Um dos presentes puxou da espada e feriu o servo do sumo sacerdote, cortando-lhe a orelha. Jesus tomou a palavra e disse-lhes:

J «Vós saístes com espadas e varapaus para Me prender, como se fosse um salteador. Todos os dias Eu estava no meio de vós, a ensinar no templo, e não Me prendestes! Mas é para se cumprirem as Escrituras».
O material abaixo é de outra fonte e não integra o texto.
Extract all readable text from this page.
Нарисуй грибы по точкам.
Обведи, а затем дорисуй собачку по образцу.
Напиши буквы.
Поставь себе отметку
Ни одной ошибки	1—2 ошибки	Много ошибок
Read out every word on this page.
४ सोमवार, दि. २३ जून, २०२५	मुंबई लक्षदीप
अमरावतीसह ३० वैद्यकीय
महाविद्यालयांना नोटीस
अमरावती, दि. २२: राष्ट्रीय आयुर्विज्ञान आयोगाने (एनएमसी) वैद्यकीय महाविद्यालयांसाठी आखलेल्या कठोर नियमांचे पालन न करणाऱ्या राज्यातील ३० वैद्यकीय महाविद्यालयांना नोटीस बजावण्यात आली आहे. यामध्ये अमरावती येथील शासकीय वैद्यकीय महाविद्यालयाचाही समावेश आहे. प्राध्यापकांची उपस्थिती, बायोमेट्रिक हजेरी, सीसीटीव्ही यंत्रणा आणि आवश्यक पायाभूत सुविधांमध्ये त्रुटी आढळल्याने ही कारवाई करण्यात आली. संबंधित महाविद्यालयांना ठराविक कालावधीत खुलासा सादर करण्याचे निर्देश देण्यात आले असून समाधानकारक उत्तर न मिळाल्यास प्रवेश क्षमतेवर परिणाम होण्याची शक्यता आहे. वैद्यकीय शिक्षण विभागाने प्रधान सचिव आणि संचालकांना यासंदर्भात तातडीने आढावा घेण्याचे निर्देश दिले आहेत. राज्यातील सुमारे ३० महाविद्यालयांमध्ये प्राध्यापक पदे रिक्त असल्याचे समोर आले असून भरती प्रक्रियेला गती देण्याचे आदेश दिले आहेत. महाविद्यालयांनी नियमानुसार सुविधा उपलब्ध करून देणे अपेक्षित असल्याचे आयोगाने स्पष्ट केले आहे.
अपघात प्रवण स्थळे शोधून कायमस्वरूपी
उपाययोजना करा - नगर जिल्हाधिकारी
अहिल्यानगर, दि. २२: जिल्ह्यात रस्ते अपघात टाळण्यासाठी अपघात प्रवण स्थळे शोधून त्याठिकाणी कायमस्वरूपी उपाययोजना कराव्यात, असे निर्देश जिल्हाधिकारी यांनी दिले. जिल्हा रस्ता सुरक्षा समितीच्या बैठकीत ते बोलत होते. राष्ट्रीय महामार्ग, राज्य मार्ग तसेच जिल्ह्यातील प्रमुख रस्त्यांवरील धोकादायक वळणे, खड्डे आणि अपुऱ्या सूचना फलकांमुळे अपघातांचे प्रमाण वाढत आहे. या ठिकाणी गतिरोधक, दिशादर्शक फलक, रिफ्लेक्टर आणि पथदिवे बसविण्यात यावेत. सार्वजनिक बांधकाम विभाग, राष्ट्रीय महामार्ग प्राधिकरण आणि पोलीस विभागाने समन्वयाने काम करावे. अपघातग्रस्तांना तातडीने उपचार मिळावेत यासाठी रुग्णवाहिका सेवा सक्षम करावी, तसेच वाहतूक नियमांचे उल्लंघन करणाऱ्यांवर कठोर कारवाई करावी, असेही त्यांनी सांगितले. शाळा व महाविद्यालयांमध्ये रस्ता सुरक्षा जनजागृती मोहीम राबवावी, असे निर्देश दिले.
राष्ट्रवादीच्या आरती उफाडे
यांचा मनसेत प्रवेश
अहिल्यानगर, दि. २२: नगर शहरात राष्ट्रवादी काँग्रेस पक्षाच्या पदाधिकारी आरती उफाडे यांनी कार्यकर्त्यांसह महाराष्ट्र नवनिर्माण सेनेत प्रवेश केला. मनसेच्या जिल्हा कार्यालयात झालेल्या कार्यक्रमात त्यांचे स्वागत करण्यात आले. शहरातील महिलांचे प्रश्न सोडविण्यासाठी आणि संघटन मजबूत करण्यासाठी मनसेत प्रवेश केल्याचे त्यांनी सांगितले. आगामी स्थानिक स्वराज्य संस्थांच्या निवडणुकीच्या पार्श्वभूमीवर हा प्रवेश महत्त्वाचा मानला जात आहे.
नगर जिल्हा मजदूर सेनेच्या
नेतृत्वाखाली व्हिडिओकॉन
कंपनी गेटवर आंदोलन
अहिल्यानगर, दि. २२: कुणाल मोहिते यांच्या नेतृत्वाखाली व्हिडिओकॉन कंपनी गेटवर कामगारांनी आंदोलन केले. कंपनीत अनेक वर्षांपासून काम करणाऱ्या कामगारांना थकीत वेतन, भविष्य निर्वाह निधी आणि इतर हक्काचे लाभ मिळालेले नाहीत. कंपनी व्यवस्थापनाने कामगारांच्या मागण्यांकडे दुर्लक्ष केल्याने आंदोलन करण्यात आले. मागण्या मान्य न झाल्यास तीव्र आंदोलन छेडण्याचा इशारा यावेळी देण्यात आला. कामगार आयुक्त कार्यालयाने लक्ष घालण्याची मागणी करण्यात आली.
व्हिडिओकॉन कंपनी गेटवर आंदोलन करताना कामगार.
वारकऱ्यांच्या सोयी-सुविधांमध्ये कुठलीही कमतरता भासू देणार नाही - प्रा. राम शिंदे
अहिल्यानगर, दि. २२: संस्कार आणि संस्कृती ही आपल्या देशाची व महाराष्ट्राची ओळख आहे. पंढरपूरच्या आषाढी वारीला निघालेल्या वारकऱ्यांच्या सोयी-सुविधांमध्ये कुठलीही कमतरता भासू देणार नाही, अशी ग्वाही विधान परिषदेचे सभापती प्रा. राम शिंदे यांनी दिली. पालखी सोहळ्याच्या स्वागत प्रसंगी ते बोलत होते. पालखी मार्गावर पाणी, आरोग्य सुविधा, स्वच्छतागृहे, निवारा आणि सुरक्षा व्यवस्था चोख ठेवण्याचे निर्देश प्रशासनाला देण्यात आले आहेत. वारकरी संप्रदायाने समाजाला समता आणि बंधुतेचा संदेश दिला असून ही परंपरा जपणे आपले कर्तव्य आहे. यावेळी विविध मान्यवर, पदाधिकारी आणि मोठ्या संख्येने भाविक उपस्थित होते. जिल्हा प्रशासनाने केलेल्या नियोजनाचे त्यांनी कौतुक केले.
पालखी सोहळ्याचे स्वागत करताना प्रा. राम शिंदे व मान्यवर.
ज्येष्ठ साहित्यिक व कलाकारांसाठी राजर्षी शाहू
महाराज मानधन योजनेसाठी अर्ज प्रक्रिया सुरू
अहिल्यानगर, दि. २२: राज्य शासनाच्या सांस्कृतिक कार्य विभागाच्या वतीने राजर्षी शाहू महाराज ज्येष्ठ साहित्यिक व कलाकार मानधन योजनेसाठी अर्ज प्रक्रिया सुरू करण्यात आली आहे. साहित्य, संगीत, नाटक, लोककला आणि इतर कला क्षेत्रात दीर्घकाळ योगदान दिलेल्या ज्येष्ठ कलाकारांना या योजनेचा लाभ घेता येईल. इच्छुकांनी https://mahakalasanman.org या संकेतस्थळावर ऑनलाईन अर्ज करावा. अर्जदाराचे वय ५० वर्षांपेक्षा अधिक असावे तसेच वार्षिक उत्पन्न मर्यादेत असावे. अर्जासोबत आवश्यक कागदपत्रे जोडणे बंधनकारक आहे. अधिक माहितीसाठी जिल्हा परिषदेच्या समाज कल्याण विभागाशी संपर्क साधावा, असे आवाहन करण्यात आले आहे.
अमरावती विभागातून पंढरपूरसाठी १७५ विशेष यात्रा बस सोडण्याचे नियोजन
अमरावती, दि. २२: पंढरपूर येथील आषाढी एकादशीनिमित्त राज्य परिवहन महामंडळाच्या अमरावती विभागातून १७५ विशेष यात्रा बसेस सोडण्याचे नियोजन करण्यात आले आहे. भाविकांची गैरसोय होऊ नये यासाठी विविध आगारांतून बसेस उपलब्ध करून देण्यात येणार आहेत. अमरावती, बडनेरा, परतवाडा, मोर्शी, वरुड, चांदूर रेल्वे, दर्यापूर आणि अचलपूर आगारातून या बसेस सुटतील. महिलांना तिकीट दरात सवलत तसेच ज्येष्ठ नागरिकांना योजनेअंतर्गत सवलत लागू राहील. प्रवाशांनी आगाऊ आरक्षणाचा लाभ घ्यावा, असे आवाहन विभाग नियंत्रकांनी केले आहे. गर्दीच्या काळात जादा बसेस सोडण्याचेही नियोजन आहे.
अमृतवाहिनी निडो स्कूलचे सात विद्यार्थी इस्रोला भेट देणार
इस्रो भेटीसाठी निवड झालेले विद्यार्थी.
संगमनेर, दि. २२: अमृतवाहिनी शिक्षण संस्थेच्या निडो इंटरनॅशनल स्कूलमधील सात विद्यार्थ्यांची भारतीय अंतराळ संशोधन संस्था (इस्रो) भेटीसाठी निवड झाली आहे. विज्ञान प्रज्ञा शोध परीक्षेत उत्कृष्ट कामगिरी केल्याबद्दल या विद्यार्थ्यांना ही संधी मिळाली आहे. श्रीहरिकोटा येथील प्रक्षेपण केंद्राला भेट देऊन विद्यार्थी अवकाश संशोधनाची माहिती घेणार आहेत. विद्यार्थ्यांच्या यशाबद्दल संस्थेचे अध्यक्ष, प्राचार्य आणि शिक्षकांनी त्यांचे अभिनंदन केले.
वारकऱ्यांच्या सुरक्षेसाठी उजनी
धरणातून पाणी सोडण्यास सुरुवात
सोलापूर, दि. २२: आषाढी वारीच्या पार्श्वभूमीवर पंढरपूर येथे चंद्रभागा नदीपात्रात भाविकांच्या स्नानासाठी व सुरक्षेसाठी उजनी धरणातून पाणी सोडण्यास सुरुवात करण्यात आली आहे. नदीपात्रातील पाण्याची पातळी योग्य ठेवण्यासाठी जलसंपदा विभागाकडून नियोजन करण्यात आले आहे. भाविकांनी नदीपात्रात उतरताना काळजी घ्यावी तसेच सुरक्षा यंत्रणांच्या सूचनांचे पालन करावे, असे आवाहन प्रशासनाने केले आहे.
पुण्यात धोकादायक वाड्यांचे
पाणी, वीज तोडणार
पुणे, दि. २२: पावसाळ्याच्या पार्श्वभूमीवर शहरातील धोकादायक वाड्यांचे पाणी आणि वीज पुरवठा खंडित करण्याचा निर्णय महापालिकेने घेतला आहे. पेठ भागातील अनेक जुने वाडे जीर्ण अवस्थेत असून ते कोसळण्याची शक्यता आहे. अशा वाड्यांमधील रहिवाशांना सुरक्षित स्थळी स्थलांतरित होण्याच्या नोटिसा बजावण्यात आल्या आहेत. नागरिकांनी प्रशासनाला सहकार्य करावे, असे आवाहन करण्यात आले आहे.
N Então os discípulos deixaram-n’O e fugiram todos. Seguiu-O um jovem, envolto apenas num lençol. Agarraram-no, mas ele, largando o lençol, fugiu nu.

N Levaram então Jesus à presença do sumo sacerdote, onde se reuniram todos os príncipes dos sacerdotes, os anciãos e os escribas. Pedro, que O seguira de longe, até ao interior do palácio do sumo sacerdote, estava sentado com os guardas, a aquecer-se ao lume. Entretanto, os príncipes dos sacerdotes e todo o Sinédrio procuravam um testemunho contra Jesus para Lhe dar a morte, mas não o encontravam. Muitos testemunhavam falsamente contra Ele, mas os seus depoimentos não eram concordes. Levantaram-se então alguns, para proferir contra Ele este falso testemunho:

R «Ouvimo-l’O dizer: ‘Destruirei este templo feito pelos homens e em três dias construirei outro que não será feito pelos homens’».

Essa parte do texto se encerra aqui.